На тонущем корабле. Статьи и фельетоны 1917 - 1919 гг. | страница 20
— Намерены дать сражение при…
— А дальнобойные орудия?..
Вылетает резвый, как мотылек, один из бывших министров. Выявляя, как всегда, чрезмерную жизнерадостность, что-то рассказывает он юной эсерке. А вокруг дремлющие и бодрствующие фигуры ворочаются, тяжело дышат, изредка обмениваясь вопросами:
— Что нового?.. Говорят, сдали Гатчину?
— А у вас?.. Наша фракция обсуждает вопрос, как реагировать на выступление…
Выхожу. Снова солдаты, пустырь и воющий броневик. У какой-то булочной уже вырос в ночи покорный, безропотный хвост. Что завтра? Кто кого будет вешать? Корнилов? Керенский? Большевики? — все равно эти зябнущие, молчаливые спины ждут хлеба насущного. Из какого-то кабаре выходит партия гуляк и пьют из «боржомной» бутылки — только не «боржом». Безногий на самодельной машинке, клянча у пустой улицы милостыню, проезжает. При свете фонаря афиши: «Празднование полугодовщины революции», «Любовь в ванне», «Гибель нации — грандиозное зрелище».
В штабе тоже дремлют в передней, прибегают, убегают. Слушаешь, и кажется, какой-то неприятель у врат Петрограда. Приехал Керенский. Привезли велик.[ого] князя Михаила Александровича. Царит растерянность, суматоха, часто испуг. Не теряет самообладания, стараясь придать всему этому «действу» разумный характер, Савинков — петроградский генерал-губернатор. Но, тормозя его работу, являются «создать контакт» какие-то делегаты «Центрофлота», представители «Советов» и другие молодые люди.
Иные вбегают, крича:
— А броневики?..
— Почему вы сдали без боя Лугу?..
Все рассказанное произошло, кажется, в течение двух дней. А потом настало утро, серое питерское утро, и сон начал спадать. Приехали казаки и заявили, что против правительства не пойдут. Вернулись и грузины, которых я видел перед отъездом, все они говорили о нежелании братской войны, об обмане, лжи, недоразумении. Потом сказал о недоразумении Крымов[32] и застрелился. Потом прочел я один из листков Корнилова, где и он говорил о недоразумении. Внешне все вошло в свою колею — всякие фракции Советов выносили победные резолюции, за минованием опасности, Савинкова и Пальчинского[33] отстранили, по городу дефилировали матросы. Невский молчал, трусливо поджав хвост, а в Выборгском ликовали…

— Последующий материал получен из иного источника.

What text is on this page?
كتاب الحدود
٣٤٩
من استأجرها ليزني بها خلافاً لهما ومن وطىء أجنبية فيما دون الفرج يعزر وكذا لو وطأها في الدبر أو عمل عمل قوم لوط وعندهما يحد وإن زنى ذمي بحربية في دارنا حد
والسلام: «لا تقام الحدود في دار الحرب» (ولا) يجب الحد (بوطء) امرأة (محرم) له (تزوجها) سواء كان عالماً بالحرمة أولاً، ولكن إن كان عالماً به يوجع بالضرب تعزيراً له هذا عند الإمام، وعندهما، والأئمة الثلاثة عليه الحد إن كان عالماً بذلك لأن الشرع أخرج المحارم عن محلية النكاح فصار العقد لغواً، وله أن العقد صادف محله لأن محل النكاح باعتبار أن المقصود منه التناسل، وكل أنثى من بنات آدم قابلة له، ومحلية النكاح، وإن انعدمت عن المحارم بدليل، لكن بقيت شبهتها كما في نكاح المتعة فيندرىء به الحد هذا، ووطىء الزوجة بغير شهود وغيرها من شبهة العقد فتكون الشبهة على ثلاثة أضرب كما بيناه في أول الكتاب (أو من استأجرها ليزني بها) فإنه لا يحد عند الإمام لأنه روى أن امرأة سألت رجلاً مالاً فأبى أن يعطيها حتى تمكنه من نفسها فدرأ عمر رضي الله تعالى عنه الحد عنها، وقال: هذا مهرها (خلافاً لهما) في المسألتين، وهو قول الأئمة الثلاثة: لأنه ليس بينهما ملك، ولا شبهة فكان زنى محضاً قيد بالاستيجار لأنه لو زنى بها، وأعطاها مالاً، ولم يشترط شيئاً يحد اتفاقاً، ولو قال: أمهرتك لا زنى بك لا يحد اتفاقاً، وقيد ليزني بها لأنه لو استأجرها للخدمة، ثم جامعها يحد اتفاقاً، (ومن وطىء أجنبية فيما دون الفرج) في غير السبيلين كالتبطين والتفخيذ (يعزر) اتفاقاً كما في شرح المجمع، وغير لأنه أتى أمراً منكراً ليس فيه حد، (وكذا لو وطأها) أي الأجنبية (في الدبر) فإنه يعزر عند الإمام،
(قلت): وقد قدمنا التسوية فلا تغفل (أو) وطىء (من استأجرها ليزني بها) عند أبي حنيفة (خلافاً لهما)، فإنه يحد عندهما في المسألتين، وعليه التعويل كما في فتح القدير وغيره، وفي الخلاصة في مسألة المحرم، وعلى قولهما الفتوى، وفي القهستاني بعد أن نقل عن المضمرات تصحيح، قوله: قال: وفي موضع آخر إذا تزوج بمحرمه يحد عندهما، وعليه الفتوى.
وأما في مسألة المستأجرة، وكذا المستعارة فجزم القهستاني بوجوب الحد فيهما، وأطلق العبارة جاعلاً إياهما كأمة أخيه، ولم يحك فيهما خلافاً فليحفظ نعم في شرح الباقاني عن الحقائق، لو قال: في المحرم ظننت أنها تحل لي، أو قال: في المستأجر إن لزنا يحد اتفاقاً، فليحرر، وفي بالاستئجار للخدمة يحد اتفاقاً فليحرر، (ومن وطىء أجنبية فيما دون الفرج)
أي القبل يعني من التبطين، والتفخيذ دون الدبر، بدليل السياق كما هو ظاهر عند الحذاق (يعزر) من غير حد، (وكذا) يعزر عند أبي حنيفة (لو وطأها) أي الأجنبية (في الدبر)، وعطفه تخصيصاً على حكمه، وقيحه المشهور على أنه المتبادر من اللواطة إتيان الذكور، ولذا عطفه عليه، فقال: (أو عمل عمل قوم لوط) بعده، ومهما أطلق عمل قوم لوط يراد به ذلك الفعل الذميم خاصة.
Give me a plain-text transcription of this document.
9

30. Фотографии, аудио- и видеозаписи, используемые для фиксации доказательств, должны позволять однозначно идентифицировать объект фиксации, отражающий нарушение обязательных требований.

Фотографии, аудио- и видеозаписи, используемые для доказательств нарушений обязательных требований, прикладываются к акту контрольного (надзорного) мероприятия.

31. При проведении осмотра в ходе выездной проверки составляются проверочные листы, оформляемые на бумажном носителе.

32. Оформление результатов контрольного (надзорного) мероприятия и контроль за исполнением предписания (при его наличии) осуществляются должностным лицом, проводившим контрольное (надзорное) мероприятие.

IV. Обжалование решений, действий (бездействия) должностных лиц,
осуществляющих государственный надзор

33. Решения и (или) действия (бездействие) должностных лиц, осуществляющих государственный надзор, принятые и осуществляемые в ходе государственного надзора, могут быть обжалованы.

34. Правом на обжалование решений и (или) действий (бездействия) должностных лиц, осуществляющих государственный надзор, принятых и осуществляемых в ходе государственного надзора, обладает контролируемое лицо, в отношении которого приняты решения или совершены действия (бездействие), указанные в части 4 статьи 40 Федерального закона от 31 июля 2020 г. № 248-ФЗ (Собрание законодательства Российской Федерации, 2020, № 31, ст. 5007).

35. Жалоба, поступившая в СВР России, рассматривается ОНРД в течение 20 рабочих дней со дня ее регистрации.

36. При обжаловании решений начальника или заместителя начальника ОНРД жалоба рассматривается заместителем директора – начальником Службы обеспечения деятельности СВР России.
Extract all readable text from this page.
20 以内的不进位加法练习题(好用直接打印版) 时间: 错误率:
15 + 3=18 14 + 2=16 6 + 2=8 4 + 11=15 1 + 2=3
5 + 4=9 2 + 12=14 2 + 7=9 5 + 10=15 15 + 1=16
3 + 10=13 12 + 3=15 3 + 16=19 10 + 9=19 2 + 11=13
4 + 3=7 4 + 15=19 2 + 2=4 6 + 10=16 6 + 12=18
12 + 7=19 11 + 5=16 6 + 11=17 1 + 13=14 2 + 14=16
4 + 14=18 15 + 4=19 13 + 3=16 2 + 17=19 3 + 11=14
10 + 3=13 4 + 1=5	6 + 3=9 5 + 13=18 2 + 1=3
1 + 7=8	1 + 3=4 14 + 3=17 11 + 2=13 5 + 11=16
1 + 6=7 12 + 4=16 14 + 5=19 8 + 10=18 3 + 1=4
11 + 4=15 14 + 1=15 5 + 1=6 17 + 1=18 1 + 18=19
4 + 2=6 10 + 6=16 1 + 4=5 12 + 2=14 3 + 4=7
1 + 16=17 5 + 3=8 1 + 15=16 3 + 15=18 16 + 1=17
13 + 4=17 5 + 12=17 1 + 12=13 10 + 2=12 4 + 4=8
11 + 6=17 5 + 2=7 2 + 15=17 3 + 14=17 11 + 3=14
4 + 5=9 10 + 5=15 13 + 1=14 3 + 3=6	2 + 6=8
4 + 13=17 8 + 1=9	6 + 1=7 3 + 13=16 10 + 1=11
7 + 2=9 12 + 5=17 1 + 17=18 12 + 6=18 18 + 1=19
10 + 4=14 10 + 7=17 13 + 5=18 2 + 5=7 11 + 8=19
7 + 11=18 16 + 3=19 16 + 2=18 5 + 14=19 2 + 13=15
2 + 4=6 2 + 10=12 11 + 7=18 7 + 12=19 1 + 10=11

Два дня спустя я сидел у Б.В.Савинкова, читал юзограммы, большинство которых теперь уж известно по газетам, слушал его рассказ о происшедшем. Чем больше знал — тем меньше понимал. Кто виновен в этом наваждении? Не знаю, лишь радуюсь, что не случилось самого страшного, и пред ликом врага не пролилась, в междоусобии, русская кровь. Но возможность этого предельного горя, кажется, никого не пробудила. По-прежнему в туманном Петербурге, на прямых улицах, в квадратных домах, люди оскорбляли, уничтожали и готовили гибель своим братьям. По-прежнему утром отравлялись ядовитым дыханьем газет, бездействуя, целые дни спорили о ненужном и засыпали, не умея отличить тяжелый сон от яви.